(2004; 102 pages)
2.4 Research designs that aim to avoid the limitations of self-report data
Research by Ziegler, Lew and Singer62 suggests that doctors may not be very critical of verbal promotional information. They found 12 inaccurate statements (i.e. statements which contradicted the Physicians’ Desk Reference or literature quoted by or handed out by the sales representative) in brief presentations given by sales representatives at industry-sponsored lunches. When they later surveyed 27 doctors who attended these presentations only seven recalled hearing the representative make a claim that they knew to be false.
Similarly, Sansgiry et al.68 in the USA found that consumers may not be very critical of advertisements. They compared consumers' (students in non-health related subjects) assessments of 14 advertisements for over-the-counter medicines with those of experts (clinical pharmacists). Each advertisement was viewed by nine participants. The consumers rated the advertisements as more factual, good and complete than the experts, even though information on contraindications and side-effects was missing. Consumers were not able to identify misleading and inaccurate information. Only 20% of consumers identified side-effects correctly and 14% contraindications.
A 1982 study by Avorn, Chen and Hartley is very commonly quoted as evidence of the negative impact of promotion63. They surveyed doctors about two drugs about which there was significant disagreement between scientific and commercial sources of information. There was no scientific evidence of benefit from cerebral vasodilators and evidence of minimal efficacy for propoxyphene. However promotional material presented them as efficacious and reliable. Avorn et al. argued that by looking at which of these beliefs doctors held they could see which type of information source doctors were really influenced by. Most of the 85 Boston doctors they surveyed said that they relied mainly on academic sources of information, and that advertising, sales representatives and patient preference were minimal influences on their prescribing. However their beliefs about cerebral vasodilators and propoxyphene tended to be more consistent with the commercial literature than with the scientific consensus. Nearly half (48%) of the doctors who supported the use of vasodilators stated that they were more influenced by scientific rather than commercial sources of information. Avorn et al. say that this discrepancy between where the doctors’ beliefs seemed to come from, and their statements about what influenced them could be because doctors are unaware of how commercial sources influence them, or it could be because doctors are unwilling to admit this influence.
The Avorn et al. study is particularly important because it is very widely quoted. Therefore it is important to analyse it critically, and to suggest how further research might explore its findings. The study was simple, presumably inexpensive, yet cleverly designed. However it could be criticised in several ways. Avorn et al. focus on two sources of influence: ‘scientific’ and ‘commercial’. However more doctors in the study rated their own ‘training and clinical experience’ as a very important influence on their prescribing than rated either scientific or commercial sources in this way. At the time of the study there was a clear disagreement between the scientific and commercial views of the medicines studied, but the authors suggest incidentally that this had not previously been the case (e.g. the link between cerebral blood flow and senile dementia is “a concept now abandoned”). Doctors holding the ‘commercial’ belief could be holding on to a view taught in medical school or learnt from other doctors in the past and/or reinforced by the placebo effect in practice (their ‘clinical experience’). Avorn et al. do not convincingly demonstrate that the doctors’ ideas came from commercial sources. They may instead have resulted from their training and beliefs that ‘clinical experience’ is more valuable than scientific evidence-based medicine. It may be hard for doctors to exclude medicines from their prescribing repertoires if they learnt about them in medical school and they seem to work in practice.
Greenwood’s study64 included a sub-study that repeated Avorn et al.’s method.
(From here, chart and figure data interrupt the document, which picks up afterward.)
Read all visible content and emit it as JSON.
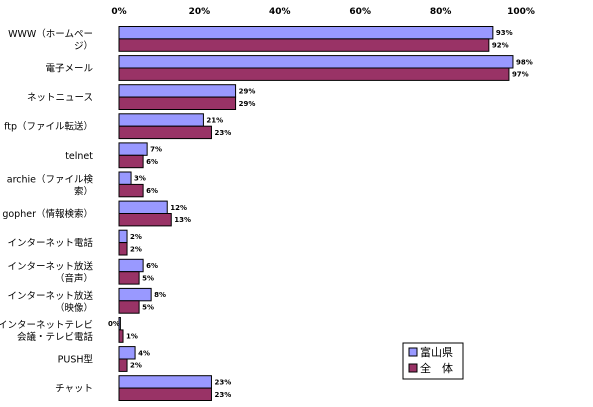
{
  "chart_data": {
    "type": "bar",
    "orientation": "horizontal",
    "title": "",
    "xlabel": "",
    "ylabel": "",
    "xlim": [
      0,
      100
    ],
    "x_ticks": [
      "0%",
      "20%",
      "40%",
      "60%",
      "80%",
      "100%"
    ],
    "x_tick_values": [
      0,
      20,
      40,
      60,
      80,
      100
    ],
    "grid": false,
    "legend_position": "bottom-right",
    "categories": [
      [
        "WWW（ホームペー",
        "ジ）"
      ],
      [
        "電子メール"
      ],
      [
        "ネットニュース"
      ],
      [
        "ftp（ファイル転送）"
      ],
      [
        "telnet"
      ],
      [
        "archie（ファイル検",
        "索）"
      ],
      [
        "gopher（情報検索）"
      ],
      [
        "インターネット電話"
      ],
      [
        "インターネット放送",
        "（音声）"
      ],
      [
        "インターネット放送",
        "（映像）"
      ],
      [
        "インターネットテレビ",
        "会議・テレビ電話"
      ],
      [
        "PUSH型"
      ],
      [
        "チャット"
      ]
    ],
    "series": [
      {
        "name": "富山県",
        "color": "#9999ff",
        "values": [
          93,
          98,
          29,
          21,
          7,
          3,
          12,
          2,
          6,
          8,
          0,
          4,
          23
        ],
        "labels": [
          "93%",
          "98%",
          "29%",
          "21%",
          "7%",
          "3%",
          "12%",
          "2%",
          "6%",
          "8%",
          "0%",
          "4%",
          "23%"
        ]
      },
      {
        "name": "全　体",
        "color": "#993366",
        "values": [
          92,
          97,
          29,
          23,
          6,
          6,
          13,
          2,
          5,
          5,
          1,
          2,
          23
        ],
        "labels": [
          "92%",
          "97%",
          "29%",
          "23%",
          "6%",
          "6%",
          "13%",
          "2%",
          "5%",
          "5%",
          "1%",
          "2%",
          "23%"
        ]
      }
    ]
  }
}
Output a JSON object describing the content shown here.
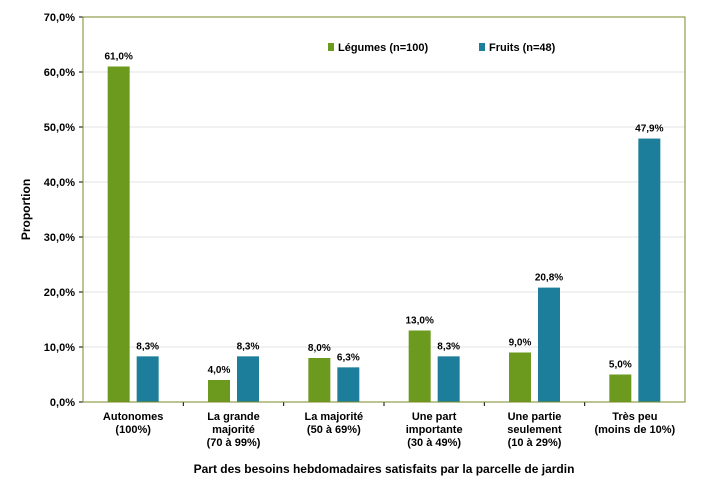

He surveyed 332 GPs, in one area of England, about the use of four medicines on which scientific and commercial views conflict. The commercial view was held by 77% of doctors for one drug, and by 55%, 28% and 13% for the others. This study was a PhD thesis, and is difficult to obtain. Summaries are published in HAI News, No 48, August 198990 and in Lexchin91.
Similarly, in Peru, Cardenas and Isenrich92 found that while doctors said that they relied mostly on medical literature for their drug information, in fact their self-reported prescribing decisions were clearly not based on this.
Ferry et al.69 found that doctors who reported relying on advertising as a source of information achieved lower scores on a test of knowledge about prescribing for the elderly. Only 25% of the doctors who received this mailed survey responded to it.
CONCLUSION: Doctors’ attitudes are influenced by promotion much more than they think.